Quick setup (Windows PowerShell):
1. Create and activate a virtual environment
```powershell
python -m venv .venv
.\.venv\Scripts\Activate.ps1
```
2. Install dependencies
```powershell
pip install -r requirements.txt
```
3. Dataset layout
Image dataset (folder-per-class):
data/
class1/
img1.jpg
class2/
img2.jpg
CSV dataset (single file):
data.csv (expects a `label` column and numeric feature columns)
Train commands:
Image training (default cnn):
```powershell
python train.py data --epochs 5 --batch-size 16
```
CSV/tabular training (MLP):
```powershell
python train.py data.csv --model-type mlp --epochs 20 --batch-size 64
```
The model will be saved as `model.pth` in the repo root (best validation checkpoint).

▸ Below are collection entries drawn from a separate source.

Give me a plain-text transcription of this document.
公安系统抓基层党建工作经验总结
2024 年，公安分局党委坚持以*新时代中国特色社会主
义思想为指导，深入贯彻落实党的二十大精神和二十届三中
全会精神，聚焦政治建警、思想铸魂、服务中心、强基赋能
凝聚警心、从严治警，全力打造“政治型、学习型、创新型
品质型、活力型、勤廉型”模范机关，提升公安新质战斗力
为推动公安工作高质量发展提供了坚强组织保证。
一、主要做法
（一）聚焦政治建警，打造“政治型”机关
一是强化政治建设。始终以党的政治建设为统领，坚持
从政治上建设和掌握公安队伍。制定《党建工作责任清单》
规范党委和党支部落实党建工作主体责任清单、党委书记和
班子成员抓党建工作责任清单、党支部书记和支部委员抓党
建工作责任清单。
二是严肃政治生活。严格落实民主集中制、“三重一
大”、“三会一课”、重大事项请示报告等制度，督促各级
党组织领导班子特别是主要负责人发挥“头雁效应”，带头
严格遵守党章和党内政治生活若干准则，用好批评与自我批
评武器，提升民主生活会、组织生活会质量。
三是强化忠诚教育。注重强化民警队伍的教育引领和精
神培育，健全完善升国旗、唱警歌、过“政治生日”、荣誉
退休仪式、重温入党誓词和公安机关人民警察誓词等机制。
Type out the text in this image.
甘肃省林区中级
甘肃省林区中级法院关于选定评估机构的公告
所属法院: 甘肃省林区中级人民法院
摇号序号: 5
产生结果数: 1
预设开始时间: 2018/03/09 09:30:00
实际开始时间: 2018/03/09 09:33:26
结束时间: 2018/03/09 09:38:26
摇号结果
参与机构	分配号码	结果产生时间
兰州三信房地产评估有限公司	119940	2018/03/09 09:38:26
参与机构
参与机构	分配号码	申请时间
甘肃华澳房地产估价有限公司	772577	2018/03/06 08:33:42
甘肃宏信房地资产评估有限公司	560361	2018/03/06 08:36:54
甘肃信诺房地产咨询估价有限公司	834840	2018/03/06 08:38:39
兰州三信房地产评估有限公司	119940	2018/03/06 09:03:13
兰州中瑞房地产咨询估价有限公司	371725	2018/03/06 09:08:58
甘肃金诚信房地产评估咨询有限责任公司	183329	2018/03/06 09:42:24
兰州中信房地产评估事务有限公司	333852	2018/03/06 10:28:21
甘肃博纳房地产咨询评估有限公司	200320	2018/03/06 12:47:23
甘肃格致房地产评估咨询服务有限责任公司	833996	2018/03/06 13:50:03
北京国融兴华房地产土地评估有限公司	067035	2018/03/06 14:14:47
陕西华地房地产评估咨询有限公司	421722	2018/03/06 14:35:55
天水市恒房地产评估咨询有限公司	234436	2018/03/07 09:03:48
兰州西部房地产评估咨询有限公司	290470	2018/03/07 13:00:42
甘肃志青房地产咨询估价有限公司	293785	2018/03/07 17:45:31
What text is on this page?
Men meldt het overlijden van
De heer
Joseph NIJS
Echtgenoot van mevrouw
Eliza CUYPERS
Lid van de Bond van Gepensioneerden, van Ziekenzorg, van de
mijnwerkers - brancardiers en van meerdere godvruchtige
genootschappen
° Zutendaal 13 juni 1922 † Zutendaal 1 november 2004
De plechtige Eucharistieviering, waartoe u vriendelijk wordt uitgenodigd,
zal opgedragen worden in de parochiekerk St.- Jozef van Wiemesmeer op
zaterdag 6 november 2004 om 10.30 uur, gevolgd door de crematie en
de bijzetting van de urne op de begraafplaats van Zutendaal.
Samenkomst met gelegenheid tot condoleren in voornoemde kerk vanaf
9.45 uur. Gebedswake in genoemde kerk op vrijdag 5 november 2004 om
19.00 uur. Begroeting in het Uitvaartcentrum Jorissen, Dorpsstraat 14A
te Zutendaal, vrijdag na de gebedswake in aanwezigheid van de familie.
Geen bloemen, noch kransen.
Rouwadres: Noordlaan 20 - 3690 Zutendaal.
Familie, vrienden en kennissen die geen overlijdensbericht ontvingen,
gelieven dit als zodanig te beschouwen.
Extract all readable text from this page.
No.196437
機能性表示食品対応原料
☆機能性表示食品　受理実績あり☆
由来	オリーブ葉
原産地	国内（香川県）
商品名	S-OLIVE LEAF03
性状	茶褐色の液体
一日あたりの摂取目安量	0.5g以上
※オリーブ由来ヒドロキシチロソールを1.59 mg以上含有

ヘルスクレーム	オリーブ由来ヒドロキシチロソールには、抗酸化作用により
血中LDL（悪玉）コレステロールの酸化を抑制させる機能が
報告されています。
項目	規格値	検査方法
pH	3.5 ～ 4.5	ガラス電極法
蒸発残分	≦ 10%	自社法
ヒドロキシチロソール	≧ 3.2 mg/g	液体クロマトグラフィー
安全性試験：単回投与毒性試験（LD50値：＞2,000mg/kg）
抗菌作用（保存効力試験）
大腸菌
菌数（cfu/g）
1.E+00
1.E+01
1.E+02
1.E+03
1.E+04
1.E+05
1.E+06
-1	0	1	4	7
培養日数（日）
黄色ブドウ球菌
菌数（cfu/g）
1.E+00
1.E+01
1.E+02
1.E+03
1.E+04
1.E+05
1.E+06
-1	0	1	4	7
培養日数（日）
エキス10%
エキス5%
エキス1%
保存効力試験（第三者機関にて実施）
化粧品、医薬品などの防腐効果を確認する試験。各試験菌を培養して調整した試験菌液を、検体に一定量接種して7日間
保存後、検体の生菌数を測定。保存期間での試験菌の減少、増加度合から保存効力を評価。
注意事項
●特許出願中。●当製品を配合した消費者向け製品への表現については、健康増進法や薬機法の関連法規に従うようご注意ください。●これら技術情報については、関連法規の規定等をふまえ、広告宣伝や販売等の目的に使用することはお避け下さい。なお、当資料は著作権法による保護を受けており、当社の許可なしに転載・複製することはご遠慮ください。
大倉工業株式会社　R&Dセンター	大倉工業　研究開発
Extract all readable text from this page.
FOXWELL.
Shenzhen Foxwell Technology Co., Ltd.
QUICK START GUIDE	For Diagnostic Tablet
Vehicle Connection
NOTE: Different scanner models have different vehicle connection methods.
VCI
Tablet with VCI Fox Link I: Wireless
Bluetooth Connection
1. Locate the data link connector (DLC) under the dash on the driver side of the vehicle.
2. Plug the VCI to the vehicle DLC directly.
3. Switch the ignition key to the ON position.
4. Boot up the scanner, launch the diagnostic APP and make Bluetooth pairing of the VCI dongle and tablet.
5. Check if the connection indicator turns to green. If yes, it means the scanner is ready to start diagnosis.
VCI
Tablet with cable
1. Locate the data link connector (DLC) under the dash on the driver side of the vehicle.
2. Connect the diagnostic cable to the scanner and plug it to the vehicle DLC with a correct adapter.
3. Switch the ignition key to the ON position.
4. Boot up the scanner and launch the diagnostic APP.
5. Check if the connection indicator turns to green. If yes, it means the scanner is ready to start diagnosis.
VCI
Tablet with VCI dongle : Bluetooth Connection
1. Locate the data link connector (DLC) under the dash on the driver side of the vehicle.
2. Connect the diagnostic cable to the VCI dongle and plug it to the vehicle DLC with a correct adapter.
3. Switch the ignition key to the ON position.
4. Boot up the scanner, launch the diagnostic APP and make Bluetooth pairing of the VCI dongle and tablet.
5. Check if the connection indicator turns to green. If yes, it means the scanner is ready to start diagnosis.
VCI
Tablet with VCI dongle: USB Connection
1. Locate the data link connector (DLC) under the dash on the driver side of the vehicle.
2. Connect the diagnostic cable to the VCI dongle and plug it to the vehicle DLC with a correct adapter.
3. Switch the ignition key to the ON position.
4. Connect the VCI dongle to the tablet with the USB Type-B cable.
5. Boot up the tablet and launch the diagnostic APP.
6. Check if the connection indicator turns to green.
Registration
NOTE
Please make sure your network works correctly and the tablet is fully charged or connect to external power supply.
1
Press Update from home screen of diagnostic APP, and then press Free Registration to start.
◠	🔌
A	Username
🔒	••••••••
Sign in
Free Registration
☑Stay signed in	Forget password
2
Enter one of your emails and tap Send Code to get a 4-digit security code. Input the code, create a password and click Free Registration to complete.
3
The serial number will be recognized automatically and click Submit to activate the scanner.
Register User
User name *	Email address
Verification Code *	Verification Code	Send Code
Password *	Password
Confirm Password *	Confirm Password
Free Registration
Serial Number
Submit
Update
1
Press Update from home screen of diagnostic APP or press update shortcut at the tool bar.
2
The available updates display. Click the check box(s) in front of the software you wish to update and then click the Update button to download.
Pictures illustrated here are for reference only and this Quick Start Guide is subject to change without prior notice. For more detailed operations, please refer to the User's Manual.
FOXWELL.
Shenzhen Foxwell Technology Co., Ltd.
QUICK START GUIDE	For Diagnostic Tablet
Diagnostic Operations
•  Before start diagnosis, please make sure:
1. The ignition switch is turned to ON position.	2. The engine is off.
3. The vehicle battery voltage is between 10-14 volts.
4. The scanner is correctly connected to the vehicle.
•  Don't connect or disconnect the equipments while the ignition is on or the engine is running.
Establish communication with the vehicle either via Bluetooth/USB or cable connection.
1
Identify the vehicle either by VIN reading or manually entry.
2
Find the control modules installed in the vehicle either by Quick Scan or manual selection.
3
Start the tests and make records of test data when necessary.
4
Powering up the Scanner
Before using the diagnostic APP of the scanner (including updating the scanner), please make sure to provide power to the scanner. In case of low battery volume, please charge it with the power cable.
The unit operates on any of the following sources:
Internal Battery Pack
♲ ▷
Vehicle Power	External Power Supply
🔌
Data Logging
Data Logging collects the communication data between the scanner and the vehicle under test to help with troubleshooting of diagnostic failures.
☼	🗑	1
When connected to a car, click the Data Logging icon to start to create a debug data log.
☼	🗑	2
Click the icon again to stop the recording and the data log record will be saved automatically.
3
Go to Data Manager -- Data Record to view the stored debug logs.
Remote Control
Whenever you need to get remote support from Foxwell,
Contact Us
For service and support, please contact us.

Run the Flask app (for local testing):
```powershell
python app.py
```
Predict using curl (or Postman). Example with curl in PowerShell:
```powershell
curl -X POST -F "image=@path\to\image.jpg" http://127.0.0.1:5000/predict
```
VS Code tips
- Open this folder in VS Code.
- Use the Python extension and select the `.venv` interpreter.
- Use the Run panel to add a launch configuration that runs `app.py` or `train.py`.
- For long training runs, run training in the terminal (not the debugger) and monitor logs.
Notes & next steps
- The SimpleCNN uses 224x224 input and expects at least two maxpool steps; adjust `models.py` if you want smaller inputs.
- Add better transforms and augmentation in `data.py` for better performance.
- If GPU is available, PyTorch will use it automatically if installed with CUDA.